А я смогу… - страница 23



– Я так понимаю, что мой приезд некстати?

– Почему?

– Да потому что ты решил меня уморить ещё здесь, в здании аэропорта. Видимо, хладный труп тебе нужней живого друга.

– Нет, ты посмотри на себя! Ты там занудой, что ли, стал, в этом оплоте капитализма?

– Ясень, ну, правда, уймись! Ты что разошёлся-то? – вступился за Грушина Павел.

– Фу! – с интонациями Карлсона обиделся Сергей. – Вокруг меня одни зануды. С одним я работаю с утра до ночи, плюс дружу. Второго ждал-ждал. Думал, отведу я душу с моим любимым Грушей. А он тоже за-ну-да!

Они дошли уже почти до «Ауди» Павла. Павел тащил волоком ставший ненужным плакат, а Ясень вёз чемоданы, не давая Олегу даже приблизиться к ним. Грушин, счастливый и возбуждённый, на ходу выкладывал последние новости. Примолкший было Ясень, увидев огромную лужу, не высохшую ещё после вчерашнего дождя, не утерпел и выдал:

– Подожди, Павлуша! Обойдём-ка лужу, я немного трушу: а вдруг намочим Грушу. Кстати, милый Груша, как ты находишь суши? Сейчас умнём мы суши, хлебнём саке к тому же – отметим приезд Груши.

– Серёга! – простонал Олег. – Что это было?

– Это? – удивился стихотворец. – Это гимн, это ода, это мадригал в одном флаконе! Я так рад тебе, что чувства мои невозможно передать прозой. Поэтому я перешёл на стихи.

– А-а-а, а то уж я подумал, что ты заболел. Спасибо, конечно, но, может, всё-таки вернёмся к прозе? А то у меня окончательно онемеют щёки, и я не смогу есть твои хвалёные суши. А ещё послушай: от стыда у Груши покраснели уши, пожалей ты уши смеющегося Груши.

Ясень захохотал в голос, чем очень напугал горстку пожилых японских туристов, имевших несчастье грузиться в автобус по соседству с разбушевавшимся стихотворцем. Низкорослые пенсионеры втянули головы в плечики и с ужасом смотрели на русского богатыря, громогласного и весёлого. Друзья с горем пополам погрузились-таки в машину, смеясь и рыдая от хохота попеременно, и отправились праздновать приезд долгожданного Груши. Суши и прочие японские изыски пошли на ура. Про саке Ясень упомянул лишь ради красного словца, пить излишне горячительные напитки в их компании было не принято.
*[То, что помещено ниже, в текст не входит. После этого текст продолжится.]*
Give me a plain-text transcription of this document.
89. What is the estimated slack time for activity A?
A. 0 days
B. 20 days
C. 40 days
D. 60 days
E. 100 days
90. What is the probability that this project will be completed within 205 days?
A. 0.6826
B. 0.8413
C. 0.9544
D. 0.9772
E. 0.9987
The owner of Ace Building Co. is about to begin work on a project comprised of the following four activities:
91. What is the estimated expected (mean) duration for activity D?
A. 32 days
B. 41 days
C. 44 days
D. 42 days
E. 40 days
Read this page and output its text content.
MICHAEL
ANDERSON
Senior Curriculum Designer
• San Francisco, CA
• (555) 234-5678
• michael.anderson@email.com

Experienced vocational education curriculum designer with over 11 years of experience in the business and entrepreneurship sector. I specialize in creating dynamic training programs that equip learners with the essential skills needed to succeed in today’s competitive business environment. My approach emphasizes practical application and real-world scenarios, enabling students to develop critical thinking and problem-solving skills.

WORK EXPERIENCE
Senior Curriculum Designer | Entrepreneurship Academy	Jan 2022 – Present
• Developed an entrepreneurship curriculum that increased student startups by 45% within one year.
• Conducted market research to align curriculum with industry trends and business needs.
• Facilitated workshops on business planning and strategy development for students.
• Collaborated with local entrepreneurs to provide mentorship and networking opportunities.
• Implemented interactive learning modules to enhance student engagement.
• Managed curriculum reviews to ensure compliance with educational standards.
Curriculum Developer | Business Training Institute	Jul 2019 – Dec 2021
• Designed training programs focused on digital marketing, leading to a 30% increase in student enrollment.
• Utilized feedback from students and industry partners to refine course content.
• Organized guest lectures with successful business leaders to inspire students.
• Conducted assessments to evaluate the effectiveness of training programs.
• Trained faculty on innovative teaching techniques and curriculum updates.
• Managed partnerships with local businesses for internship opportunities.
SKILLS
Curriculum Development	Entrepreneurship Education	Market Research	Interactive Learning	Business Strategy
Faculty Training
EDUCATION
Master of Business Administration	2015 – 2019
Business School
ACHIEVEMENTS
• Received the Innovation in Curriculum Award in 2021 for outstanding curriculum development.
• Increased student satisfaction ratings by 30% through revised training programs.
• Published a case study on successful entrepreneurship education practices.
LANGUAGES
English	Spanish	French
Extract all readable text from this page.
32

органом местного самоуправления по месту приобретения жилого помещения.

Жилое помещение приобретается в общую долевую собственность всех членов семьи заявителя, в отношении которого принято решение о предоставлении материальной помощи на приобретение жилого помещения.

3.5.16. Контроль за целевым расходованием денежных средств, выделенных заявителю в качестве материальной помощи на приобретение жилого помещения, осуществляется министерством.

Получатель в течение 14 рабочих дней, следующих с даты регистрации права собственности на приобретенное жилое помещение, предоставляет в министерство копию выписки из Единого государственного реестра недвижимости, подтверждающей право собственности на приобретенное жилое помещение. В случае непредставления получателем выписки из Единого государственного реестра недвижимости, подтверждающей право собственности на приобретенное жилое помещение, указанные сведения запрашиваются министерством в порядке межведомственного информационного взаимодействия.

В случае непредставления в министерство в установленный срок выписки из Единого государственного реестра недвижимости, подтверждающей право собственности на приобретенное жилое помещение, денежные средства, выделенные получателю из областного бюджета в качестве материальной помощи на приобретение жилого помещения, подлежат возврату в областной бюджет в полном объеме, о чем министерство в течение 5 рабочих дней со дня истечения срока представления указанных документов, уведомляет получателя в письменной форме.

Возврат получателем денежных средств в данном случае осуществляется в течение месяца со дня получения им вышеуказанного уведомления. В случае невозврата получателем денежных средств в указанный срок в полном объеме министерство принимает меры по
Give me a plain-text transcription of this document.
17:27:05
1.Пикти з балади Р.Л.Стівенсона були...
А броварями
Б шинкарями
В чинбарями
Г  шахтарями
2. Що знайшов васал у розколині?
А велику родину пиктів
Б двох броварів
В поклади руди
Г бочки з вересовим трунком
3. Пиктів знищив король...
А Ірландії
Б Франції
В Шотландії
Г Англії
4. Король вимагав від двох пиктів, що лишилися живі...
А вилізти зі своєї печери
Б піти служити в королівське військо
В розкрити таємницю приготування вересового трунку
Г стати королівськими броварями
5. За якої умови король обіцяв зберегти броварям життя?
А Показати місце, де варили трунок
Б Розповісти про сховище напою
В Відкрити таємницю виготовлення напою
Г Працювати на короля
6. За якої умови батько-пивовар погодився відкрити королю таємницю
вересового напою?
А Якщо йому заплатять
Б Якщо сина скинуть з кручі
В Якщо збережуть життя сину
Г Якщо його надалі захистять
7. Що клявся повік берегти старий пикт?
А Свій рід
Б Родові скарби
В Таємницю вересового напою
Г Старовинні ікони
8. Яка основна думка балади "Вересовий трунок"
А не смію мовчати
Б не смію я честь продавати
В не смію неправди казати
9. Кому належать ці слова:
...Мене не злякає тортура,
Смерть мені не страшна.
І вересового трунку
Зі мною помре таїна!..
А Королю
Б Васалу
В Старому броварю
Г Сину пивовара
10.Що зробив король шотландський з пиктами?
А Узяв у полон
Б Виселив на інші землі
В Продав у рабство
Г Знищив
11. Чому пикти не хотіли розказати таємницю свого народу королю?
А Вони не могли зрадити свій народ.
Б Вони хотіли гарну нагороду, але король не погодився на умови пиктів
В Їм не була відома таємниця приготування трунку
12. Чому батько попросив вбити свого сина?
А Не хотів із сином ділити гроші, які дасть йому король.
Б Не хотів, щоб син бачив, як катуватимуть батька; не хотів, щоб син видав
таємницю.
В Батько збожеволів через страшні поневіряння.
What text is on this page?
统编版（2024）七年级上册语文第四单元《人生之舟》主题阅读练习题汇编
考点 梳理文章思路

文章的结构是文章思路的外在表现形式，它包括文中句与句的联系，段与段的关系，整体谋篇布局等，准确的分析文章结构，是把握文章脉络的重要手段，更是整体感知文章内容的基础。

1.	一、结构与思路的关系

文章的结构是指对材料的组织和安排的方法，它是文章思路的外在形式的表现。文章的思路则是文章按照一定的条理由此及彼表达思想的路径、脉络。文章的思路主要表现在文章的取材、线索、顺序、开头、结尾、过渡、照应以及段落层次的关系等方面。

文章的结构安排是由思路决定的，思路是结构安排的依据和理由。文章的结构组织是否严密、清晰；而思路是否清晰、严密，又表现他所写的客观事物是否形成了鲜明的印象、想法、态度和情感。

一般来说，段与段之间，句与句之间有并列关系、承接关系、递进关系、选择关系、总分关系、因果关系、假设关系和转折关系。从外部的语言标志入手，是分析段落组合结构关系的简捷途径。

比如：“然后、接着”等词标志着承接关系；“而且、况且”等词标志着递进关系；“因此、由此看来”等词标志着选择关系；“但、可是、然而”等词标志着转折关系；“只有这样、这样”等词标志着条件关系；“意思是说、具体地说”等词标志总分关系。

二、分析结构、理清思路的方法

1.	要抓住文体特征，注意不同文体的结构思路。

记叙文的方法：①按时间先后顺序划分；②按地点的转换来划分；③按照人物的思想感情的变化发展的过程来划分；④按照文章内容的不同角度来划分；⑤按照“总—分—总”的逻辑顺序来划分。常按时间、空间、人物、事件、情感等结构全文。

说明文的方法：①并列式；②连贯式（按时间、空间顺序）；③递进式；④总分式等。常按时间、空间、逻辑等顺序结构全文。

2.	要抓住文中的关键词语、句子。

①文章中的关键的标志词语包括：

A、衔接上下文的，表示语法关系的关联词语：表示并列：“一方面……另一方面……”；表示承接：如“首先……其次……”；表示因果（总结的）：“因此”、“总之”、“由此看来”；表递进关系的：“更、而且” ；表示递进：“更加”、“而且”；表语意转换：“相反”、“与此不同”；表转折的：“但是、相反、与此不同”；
В конце праздничного ужина, вполне соответствующего последним гастрономическим веяниям, Олег ностальгически поинтересовался:

– Ребят, а как там наша пельменная?

«Своей» они называли небольшую забегаловку неподалёку от института. Там кормили недорого и при этом очень даже съедобно. Они всей толпой особенно любили здоровущие, кособокие, не очень привлекательные внешне, но невероятно вкусные пельмени, поэтому и кафешку величали «пельменной», хотя на самом деле она называлась забавно, но не всем понятно. Впервые увидев её, Олег, оторопев от полёта креативной мысли рестораторов, вслух озвучил название:

– «Морильня червячков»… Это что ж означает? Мы, посетители, надо полагать, червячки. И местная еда нас заморит. В смысле, уморит… Надо ж было так выпендриться. Пойдёмте отсюда подобру-поздорову.

– Это всего лишь означает, что здесь можно заморить червячка, – посмеялся над версией друга сообразительный Павел, – пойдём, заморим?

– И правда, рискнуть, что ли?

Они зашли и больше за все годы учёбы «Морильню» ни на что не променяли. И Олег в сытой и спокойной Германии чаще всего вспоминал именно о тех благословенных временах, когда они после пар бежали в «свою» пельменную и лопали пельмени в самых разных видах и в огромных количествах.